Hopefully it will be fixed soon…

Just to follow up the issue is that you need to override the hashcode method and NOT the equals method for this to work. The internal mechanisms within Vaadin’s combobox code uses the hashcode to select the items and not the equals, therefore if you’re say relying only on the ID value of the object (uuid) then your hashcode should return the ID rather then the default hashcode implementation rather then the equals method.

As a habit, I always override either none or both in pairs.

I wonder if a fictional setItemValueGenerator(Pojo::getId) or setItemValueGenerator(p → p.getId()) could be implemented in a generic way in Vaadin components with some sort of internal converter?

It actually turns out that there appears to be a bug in the Vaadin 8 code related to the combobox which is why I was having so many issues. It wasn’t just an issue with hashcodes but there is also an issue with lists that are longer than the comboboxe’s pagelength.

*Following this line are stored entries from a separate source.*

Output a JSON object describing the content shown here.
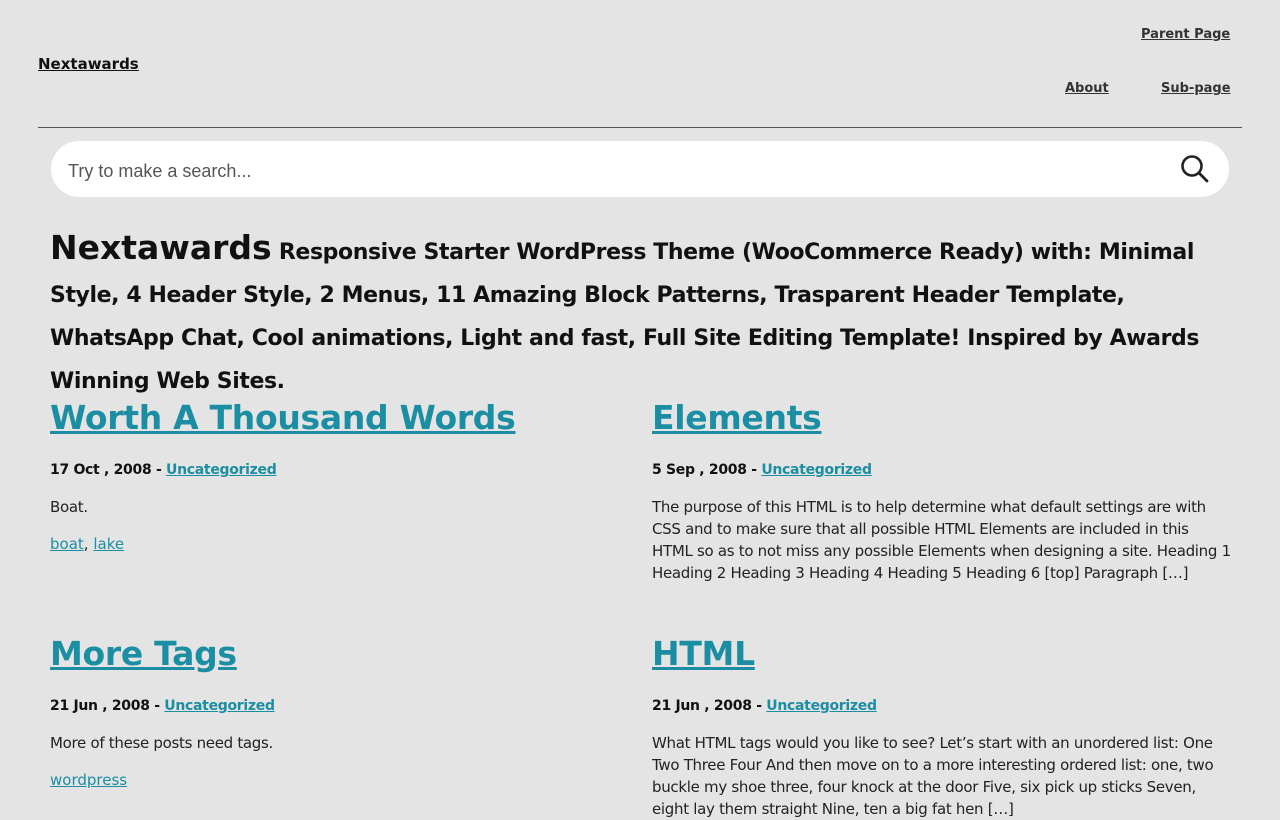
{
  "header": {
    "site_title": "Nextawards",
    "nav": {
      "parent_page": "Parent Page",
      "about": "About",
      "sub_page": "Sub-page"
    }
  },
  "search": {
    "placeholder": "Try to make a search...",
    "icon": "search-icon"
  },
  "intro": {
    "brand": "Nextawards",
    "text": "Responsive Starter WordPress Theme (WooCommerce Ready) with: Minimal Style, 4 Header Style, 2 Menus, 11 Amazing Block Patterns, Trasparent Header Template, WhatsApp Chat, Cool animations, Light and fast, Full Site Editing Template! Inspired by Awards Winning Web Sites."
  },
  "posts": [
    {
      "title": "Worth A Thousand Words",
      "date": "17 Oct , 2008 -",
      "category": "Uncategorized",
      "excerpt": "Boat.",
      "tags": [
        "boat",
        "lake"
      ],
      "tag_separator": ","
    },
    {
      "title": "Elements",
      "date": "5 Sep , 2008 -",
      "category": "Uncategorized",
      "excerpt": "The purpose of this HTML is to help determine what default settings are with CSS and to make sure that all possible HTML Elements are included in this HTML so as to not miss any possible Elements when designing a site. Heading 1 Heading 2 Heading 3 Heading 4 Heading 5 Heading 6 [top] Paragraph […]"
    },
    {
      "title": "More Tags",
      "date": "21 Jun , 2008 -",
      "category": "Uncategorized",
      "excerpt": "More of these posts need tags.",
      "tags": [
        "wordpress"
      ]
    },
    {
      "title": "HTML",
      "date": "21 Jun , 2008 -",
      "category": "Uncategorized",
      "excerpt": "What HTML tags would you like to see? Let’s start with an unordered list: One Two Three Four And then move on to a more interesting ordered list: one, two buckle my shoe three, four knock at the door Five, six pick up sticks Seven, eight lay them straight Nine, ten a big fat hen […]"
    }
  ],
  "colors": {
    "background": "#e4e4e4",
    "link": "#1b8ea3",
    "text": "#111111"
  }
}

I submitted a bug with code that can consistently replicate the issue at:
https://github.com/vaadin/framework/issues/9085
Hopefully this will be resolved shortly and will no longer be an issue, but for anyone using Vaadin 8, at least version 8.0.5 and earlier, this may explain why you’re sometimes getting an empty selection on the combobox if your list of items is longer.

Sorry for the necroposting, but I found an “easy” solution for this problem. However, it does require querying the database, so while not a perfect solution to Stephan’s problem, it could work for others (which is why I’m posting this).

binder.forField(field).withConverter((v -> extractID(v)), v -> findTuple(service, v).bind("field");
private Integer extractID(Tuple v) {
	return (v == null) ? null : v.getID();
}

private Tuple findTuple(Service service, Integer id) {
	// User selected blank, return blank
	if (id == null)
		return new Tuple();
	// Change this to properly interface with your service
	return service.getTuple(id);
}

Yes, I know it’s another database call, but it seems pretty lightweight. And if you really need to reduce your database calls, you could probably have your service “cache” the results from previous calls or something. But there’s no way to get from the object’s id to the object itself without calling the database at some point.